Artificial intelligence has shown itself to be capable of generating, testing, and deploying software code. 

Tools such as ChatGPT can write code and even fix bugs, as explored in a recent article by ZDNET colleague Liam Tung. 

What does this emerging breed of intelligent automation mean for developers' roles in the months and years to come? 

The good news is AI -- combined with DevOps -- may mean a greatly enhanced developer experience, and perhaps free up a lot of bottled creativity.

The rising importance of developer experience -- and why this has become a thing -- was dissected and explored in a recent webcast joined by DevOps luminaries. They say the future of DevOps, and thus developers' roles, is being enriched by artificial intelligence, low-code, and no-code technologies. 

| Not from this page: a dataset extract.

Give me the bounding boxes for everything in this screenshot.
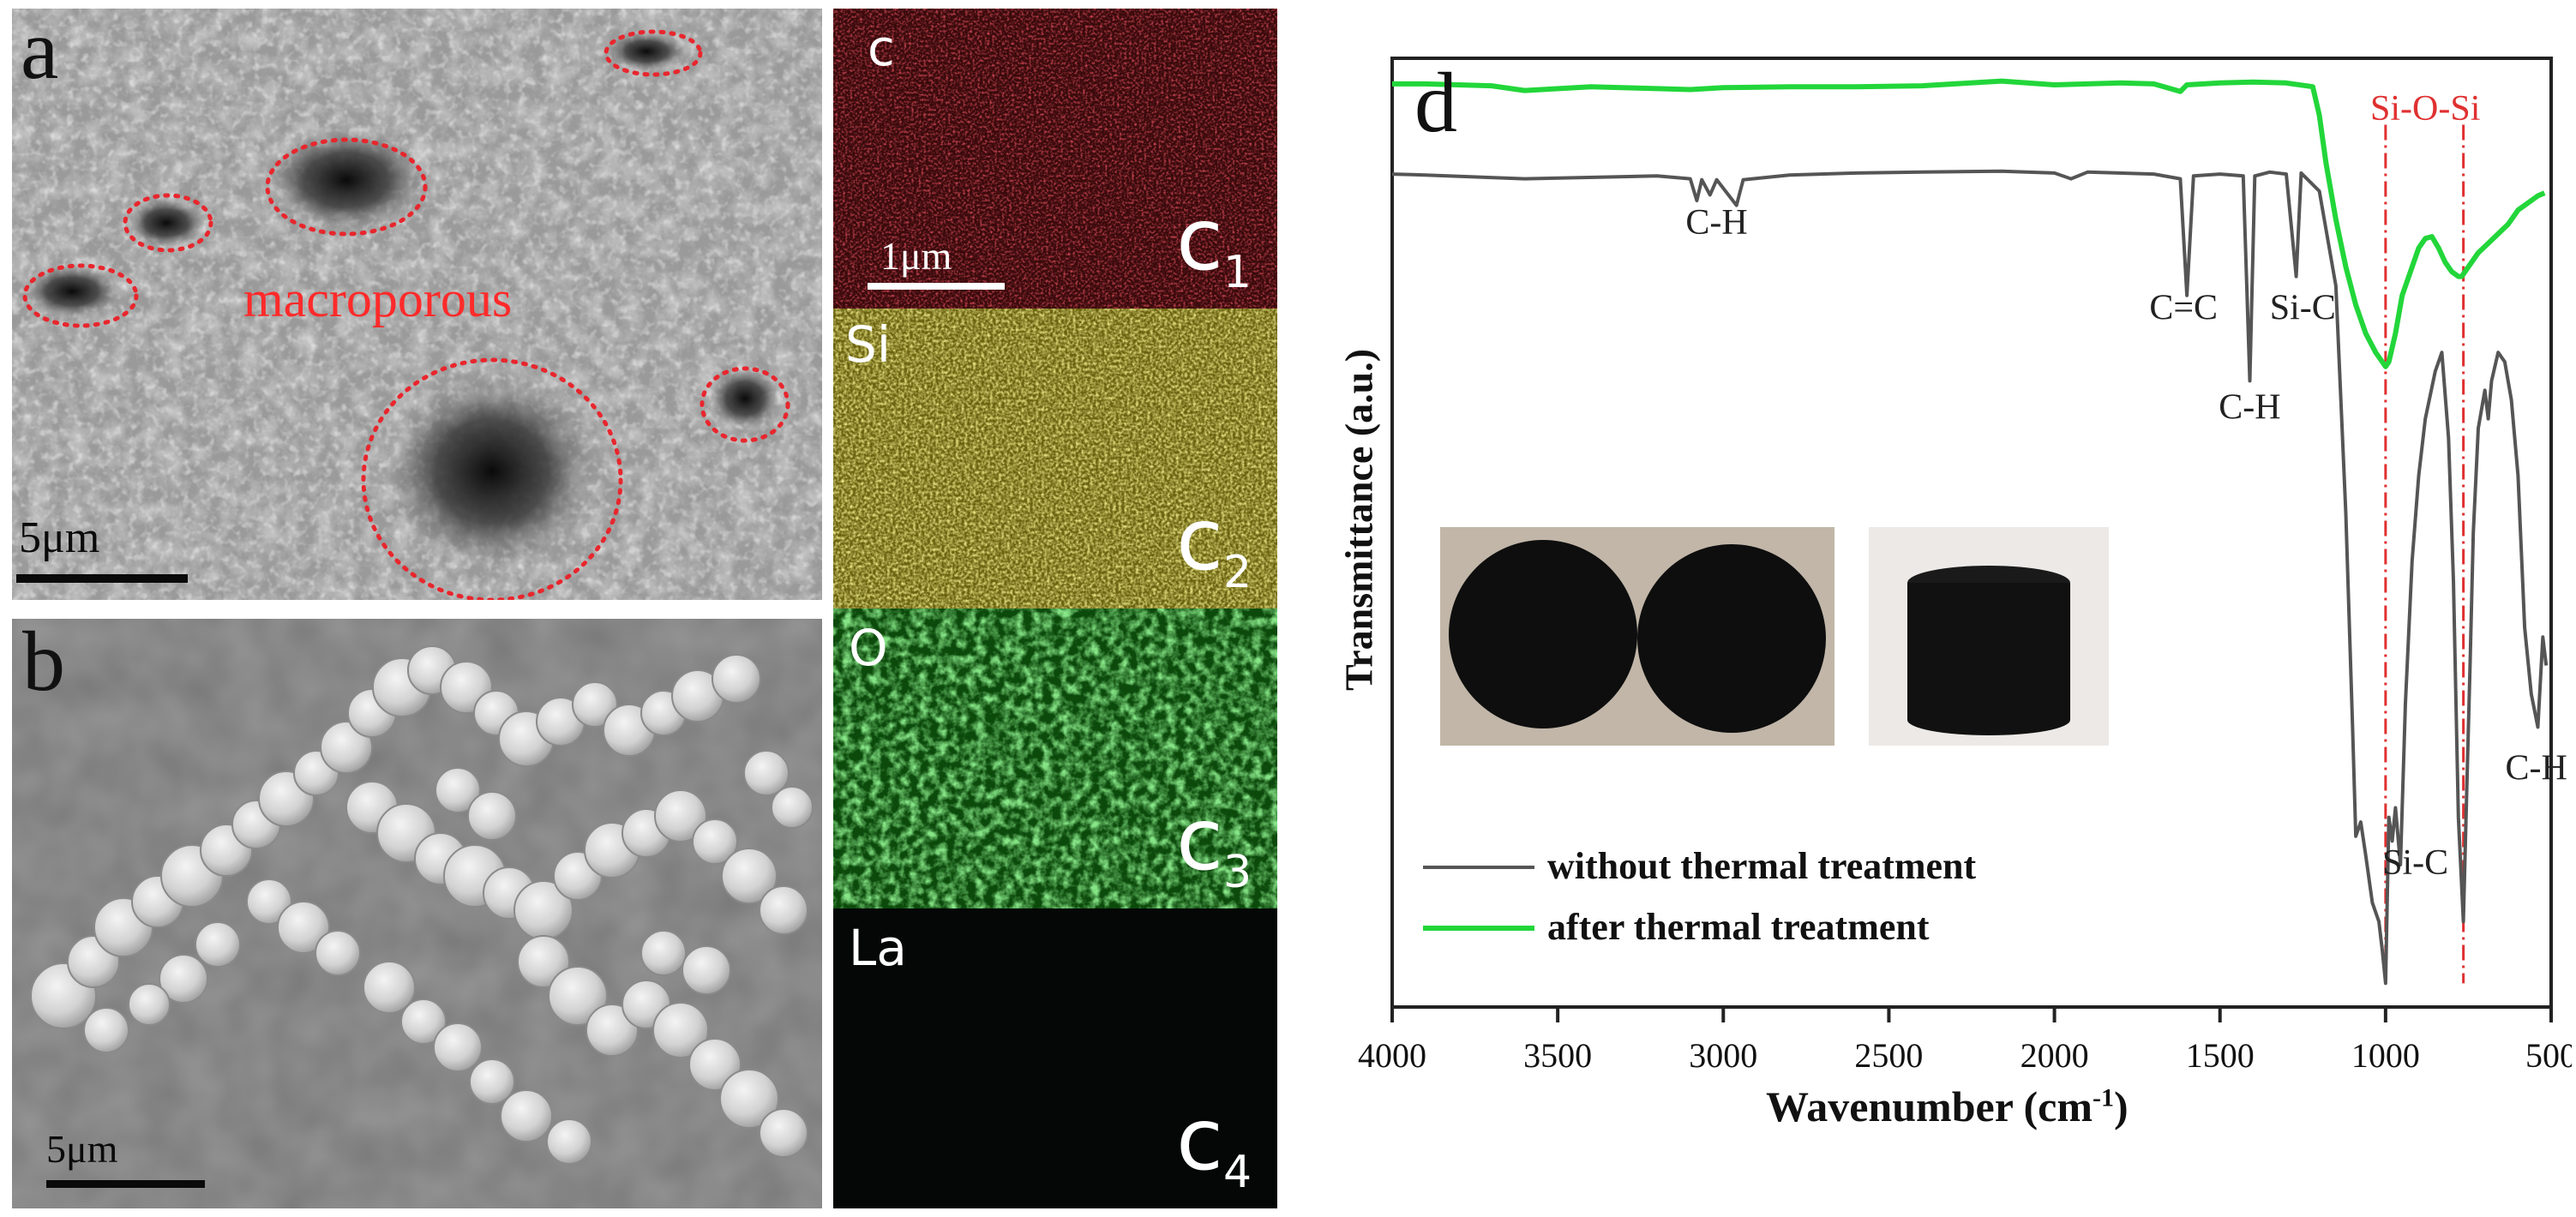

Also: I'm using ChatGPT to help me fix code faster, but at what cost?

"Humans are not good at spending large quantities of time looking at the same thing over and over again, but computers and machine learning are very good at that," says Lee Atchison, software architect and author on the topics of cloud computing and application modernization.

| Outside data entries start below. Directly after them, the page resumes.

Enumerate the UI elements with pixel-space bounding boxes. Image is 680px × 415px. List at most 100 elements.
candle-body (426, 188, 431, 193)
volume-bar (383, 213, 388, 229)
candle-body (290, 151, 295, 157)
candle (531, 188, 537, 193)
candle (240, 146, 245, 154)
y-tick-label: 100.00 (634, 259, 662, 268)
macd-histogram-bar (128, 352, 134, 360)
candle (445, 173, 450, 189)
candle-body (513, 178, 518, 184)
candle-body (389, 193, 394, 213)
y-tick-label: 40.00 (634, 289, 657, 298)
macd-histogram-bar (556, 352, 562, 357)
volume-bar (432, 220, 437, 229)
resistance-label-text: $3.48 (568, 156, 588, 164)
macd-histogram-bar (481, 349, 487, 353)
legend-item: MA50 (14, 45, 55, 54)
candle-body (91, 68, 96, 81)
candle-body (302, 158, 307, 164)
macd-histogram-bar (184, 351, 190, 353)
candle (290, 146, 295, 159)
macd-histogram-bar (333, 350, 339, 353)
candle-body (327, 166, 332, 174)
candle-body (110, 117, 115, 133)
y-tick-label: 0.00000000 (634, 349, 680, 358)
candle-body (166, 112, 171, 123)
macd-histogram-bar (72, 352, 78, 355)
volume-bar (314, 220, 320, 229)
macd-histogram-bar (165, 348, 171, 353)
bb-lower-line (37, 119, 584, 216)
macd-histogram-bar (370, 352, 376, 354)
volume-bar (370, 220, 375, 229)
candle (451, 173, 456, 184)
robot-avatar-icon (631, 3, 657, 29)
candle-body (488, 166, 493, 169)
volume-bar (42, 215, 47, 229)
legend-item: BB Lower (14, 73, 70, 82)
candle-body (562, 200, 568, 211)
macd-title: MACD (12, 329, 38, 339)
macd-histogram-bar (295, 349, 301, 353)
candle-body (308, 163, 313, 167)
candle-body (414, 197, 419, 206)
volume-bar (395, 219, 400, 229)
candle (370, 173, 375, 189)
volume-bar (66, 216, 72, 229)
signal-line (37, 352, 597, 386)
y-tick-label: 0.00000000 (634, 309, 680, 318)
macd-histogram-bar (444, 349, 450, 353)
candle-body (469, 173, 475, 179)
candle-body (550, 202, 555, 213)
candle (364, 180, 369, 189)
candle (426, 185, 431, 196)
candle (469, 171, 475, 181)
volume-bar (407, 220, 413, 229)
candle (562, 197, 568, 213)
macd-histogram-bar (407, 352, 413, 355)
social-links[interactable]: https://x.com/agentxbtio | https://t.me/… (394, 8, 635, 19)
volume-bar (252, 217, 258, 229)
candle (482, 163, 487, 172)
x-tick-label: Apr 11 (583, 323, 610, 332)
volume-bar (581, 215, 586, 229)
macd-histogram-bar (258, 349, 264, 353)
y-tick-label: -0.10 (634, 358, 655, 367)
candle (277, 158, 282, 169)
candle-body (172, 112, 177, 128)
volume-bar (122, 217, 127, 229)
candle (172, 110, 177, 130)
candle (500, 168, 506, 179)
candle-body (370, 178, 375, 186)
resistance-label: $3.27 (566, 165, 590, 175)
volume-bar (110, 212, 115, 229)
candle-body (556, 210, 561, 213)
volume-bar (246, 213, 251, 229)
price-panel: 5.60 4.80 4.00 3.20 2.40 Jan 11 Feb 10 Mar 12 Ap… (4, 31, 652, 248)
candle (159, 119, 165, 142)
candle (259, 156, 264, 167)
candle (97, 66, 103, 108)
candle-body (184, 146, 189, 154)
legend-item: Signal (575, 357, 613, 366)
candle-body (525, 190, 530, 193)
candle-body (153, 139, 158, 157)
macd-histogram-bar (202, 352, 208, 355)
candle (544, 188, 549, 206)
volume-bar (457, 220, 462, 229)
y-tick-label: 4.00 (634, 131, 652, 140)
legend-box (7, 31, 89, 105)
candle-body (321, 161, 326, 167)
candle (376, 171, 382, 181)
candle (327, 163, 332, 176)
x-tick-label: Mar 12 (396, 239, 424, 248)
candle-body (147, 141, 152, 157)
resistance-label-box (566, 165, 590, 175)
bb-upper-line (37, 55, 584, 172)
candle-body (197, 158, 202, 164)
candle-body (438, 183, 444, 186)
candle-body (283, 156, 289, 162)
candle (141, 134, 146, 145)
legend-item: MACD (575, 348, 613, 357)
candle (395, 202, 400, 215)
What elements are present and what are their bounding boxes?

The implications for DevOps going forward are compelling. "This is one of the most interesting times that I've seen since I've been involved with DevOps," says Hope Lynch, senior director of platform and technology strategy for CloudBees. "Part of it is the impact of AI, machine learning, low code, and no code. All of these things are of converging at the same time on developers. People are also now thinking more about the experience for developers. How are they actually connected to the business? They're not the developers in the backroom anymore. They're now part of how business is done,"   

Machine learning and AI "should be the headline of any discussion about the future of DevOps," says Atchison. The productivity implications of DevOps combined with AI can be enormous. "Having tools like that that can help us scan the reliability of our system before it becomes an issue is going to become critical. I think machine learning and AI [are] going to become critical, not only from the development standpoint -- we're just seeing the beginning of what could happen there -- but also on the operations standpoint. DevOps has really enabled us to have thousands and thousands and thousands of releases a day. Amazon does what, one every 11 seconds? That's a lot of code that's being deployed to our applications, and more and more, they are sitting across companies through SaaS, cloud services, etc."

Also: I used ChatGPT to rewrite my text in the style of Shakespeare, C3PO, and Harry Potter

What are the implications for software developers, then, with more and more AI, linked to DevOps, handling vital functions through the software life cycle? "I see there are developers saying they're using AI as a coding partner," Lynch says. "They are using it to come up with additional ideas, to find shortcuts. It's not that it's replacing them, and they don't have blind faith in it. But it is helping them have access to a wider category of ideas faster." 

Atchison adds that "nothing is more hyped nowadays than ChatGPT. But in the end it's not a tool to replace people, but help perform some types of tasks," he points out. "One of the things AI is good for is analyzing large quantities of data to look for anomalies. Then those anomalies can be viewed by humans to figure out what's going on. With thousands of releases going out each day, there's no way we could reliably predict if all of that is accurate. So one good use of machine learning is to do the scanning, to look for anomalies or changes on analytic data that have been to correlate them to releases."

Also: Businesses need DevOps to be competitive but must follow best practices to minimize risk

It gets to the heart of why developers are hired in the first place -- for their creativity, says Parag Doshi, vice president of engineering at Tricentis. "It's not for someone to examine a billion test results on an application. This year, people are going to be tightening their belts, they're going to be rationalizing their applications, they're going to be rationalizing how much time they can spend building an application, testing an application, and how efficiently they can continuously deploy it. We're going to have to become smarter, and AI is another tool that will allow us to devote more time to the areas we were originally hired to do."